When you take out a new insurance policy, one of the most important things you need to do is answer all the disclosure questions on the application form. While some of them might not seem relevant, to make sure you’re properly covered, it’s vital you answer them all truthfully and completely.
This is because the insurance company’s underwriters will use your answers to decide whether they can cover you, and to calculate the terms of the insurance policy they offer you. If you omit anything that might affect their decision, either on purpose or by accident, it will likely result in future claims being declined, or the entire policy being “avoided” (which means it is treated as if it never existed).
Here are five things that people often neglect to tell their adviser when they’re applying for insurance:
1. Previous claims history
The number of claims you’ve made helps the insurer work out your risk profile. If you’ve made a lot of burglary claims, it could indicate that you live in an area prone to theft, or that your property is not secure. Multiple motor vehicle claims may suggest that you have a history of bad driving.
2. Modifications to a vehicle
If you’ve installed a state-of-the-art sound system or high-end mag wheels, this will make your car more attractive to thieves, and therefore more likely to be broken into or stolen.
3. Criminal convictions
An insurer needs to know if you have any prior convictions to assess what kind of insurance risk you pose. For example, they may not wish to offer house and contents cover to someone with convictions for drug manufacturing or arson.
4. How your property is used
If you run a business from your home, your insurer will need to know. This is because you may have many people (clients) visiting your home, or you could be storing materials on-site that present an insurance risk.
5. Previous insurance issues
If another insurer has refused to cover you, cancelled your policy, or imposed special conditions on it, an underwriter will need to know why.
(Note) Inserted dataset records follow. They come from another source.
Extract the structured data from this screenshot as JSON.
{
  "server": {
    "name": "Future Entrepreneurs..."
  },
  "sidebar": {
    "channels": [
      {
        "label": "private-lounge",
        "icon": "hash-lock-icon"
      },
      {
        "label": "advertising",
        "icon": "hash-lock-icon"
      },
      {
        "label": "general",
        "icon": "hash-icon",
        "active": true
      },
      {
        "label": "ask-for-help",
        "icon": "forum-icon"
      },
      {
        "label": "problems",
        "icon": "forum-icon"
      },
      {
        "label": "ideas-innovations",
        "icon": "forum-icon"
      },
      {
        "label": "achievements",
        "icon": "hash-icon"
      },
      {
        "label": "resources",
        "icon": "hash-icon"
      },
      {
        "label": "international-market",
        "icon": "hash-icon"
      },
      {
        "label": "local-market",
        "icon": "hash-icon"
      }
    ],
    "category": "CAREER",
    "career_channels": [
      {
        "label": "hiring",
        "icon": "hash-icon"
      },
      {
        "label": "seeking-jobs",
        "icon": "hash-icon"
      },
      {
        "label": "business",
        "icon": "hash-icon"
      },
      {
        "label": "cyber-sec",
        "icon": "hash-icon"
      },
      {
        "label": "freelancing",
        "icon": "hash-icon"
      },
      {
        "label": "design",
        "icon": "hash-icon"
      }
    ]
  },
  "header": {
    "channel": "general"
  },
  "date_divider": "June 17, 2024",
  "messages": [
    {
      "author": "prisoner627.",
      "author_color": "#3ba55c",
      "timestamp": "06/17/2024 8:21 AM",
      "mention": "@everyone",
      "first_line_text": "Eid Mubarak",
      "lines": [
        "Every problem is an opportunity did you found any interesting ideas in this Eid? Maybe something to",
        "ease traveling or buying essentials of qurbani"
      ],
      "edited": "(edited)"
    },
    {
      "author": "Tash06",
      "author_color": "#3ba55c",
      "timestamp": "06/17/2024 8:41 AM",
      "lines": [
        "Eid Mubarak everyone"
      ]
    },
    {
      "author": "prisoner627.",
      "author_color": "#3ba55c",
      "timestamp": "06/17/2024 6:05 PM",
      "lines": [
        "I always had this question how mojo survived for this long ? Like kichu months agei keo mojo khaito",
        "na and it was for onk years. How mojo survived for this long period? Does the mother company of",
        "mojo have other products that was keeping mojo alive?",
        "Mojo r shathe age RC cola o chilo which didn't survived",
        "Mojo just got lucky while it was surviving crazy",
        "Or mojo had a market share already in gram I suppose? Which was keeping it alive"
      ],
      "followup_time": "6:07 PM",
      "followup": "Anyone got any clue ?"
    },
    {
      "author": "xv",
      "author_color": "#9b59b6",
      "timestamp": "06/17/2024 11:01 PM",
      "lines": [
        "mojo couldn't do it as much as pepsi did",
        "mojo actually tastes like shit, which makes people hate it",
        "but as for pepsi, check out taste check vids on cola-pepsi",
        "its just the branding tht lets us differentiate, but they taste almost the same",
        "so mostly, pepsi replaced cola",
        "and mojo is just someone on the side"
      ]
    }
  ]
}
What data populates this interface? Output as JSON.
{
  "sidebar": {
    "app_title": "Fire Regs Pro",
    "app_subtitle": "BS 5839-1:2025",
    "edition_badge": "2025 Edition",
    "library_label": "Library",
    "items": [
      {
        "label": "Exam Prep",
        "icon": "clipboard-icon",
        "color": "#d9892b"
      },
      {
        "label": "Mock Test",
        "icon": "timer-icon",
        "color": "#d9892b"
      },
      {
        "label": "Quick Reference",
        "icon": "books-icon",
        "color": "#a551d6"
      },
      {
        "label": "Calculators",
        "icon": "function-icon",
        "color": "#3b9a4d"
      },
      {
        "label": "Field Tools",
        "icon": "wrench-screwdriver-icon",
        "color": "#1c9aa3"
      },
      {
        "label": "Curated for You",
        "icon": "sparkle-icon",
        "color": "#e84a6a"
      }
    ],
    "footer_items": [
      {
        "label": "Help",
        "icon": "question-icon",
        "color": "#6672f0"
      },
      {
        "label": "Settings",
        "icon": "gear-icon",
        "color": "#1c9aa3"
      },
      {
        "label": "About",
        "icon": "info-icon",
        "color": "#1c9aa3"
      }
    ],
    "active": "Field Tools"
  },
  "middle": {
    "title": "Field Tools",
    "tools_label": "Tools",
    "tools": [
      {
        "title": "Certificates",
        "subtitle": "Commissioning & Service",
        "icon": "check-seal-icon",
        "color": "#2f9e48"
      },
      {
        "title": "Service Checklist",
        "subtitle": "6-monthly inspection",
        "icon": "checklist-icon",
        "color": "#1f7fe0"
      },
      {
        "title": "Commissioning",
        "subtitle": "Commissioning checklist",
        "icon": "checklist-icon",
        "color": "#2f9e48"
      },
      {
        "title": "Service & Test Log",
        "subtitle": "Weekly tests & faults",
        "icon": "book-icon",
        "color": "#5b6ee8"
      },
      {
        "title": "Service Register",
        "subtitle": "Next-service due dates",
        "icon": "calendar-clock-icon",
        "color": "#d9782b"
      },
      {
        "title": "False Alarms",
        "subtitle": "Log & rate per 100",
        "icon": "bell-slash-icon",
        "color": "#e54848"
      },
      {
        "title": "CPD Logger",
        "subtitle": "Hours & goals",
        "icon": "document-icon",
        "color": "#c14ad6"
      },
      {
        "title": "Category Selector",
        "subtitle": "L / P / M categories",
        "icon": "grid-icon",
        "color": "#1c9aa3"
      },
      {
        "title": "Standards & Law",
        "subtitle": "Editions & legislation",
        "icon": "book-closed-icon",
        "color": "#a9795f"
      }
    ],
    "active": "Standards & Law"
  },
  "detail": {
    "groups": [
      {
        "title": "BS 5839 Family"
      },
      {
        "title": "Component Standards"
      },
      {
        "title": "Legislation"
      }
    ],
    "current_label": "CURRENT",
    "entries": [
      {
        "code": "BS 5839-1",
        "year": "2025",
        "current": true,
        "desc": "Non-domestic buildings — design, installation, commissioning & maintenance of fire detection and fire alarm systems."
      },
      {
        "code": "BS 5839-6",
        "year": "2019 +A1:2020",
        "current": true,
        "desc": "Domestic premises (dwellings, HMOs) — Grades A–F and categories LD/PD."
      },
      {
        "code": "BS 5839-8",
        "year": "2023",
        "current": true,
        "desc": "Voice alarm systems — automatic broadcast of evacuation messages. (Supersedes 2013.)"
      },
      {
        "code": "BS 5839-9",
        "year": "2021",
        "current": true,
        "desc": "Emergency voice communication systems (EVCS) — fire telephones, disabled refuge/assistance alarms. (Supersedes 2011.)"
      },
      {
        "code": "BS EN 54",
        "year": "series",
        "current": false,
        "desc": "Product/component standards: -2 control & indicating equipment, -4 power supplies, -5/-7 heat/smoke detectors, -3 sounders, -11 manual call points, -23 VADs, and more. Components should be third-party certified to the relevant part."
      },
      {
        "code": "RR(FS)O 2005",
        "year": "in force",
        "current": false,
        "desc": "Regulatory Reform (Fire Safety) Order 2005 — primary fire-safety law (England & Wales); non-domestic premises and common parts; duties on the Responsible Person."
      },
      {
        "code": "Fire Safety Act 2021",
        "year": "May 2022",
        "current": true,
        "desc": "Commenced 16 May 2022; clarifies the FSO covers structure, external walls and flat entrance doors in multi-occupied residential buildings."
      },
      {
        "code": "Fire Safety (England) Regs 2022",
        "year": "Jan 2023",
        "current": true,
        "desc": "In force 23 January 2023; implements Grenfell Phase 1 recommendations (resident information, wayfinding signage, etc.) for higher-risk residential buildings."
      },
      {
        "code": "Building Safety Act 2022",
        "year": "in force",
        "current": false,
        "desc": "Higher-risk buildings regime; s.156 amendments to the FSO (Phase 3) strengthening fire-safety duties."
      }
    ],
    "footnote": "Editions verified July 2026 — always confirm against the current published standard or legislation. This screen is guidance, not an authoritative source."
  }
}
Ten percent of all complaints to the Insurance & Financial Services Ombudsman involve non-disclosure issues. If you have information that you think is likely to affect an insurer’s decision to cover you, mention it to your advisor. While disclosing past issues could mean that your insurance will have special conditions applied to it, or that your premiums will be higher, it will drastically increase your chances of making a successful claim in the future.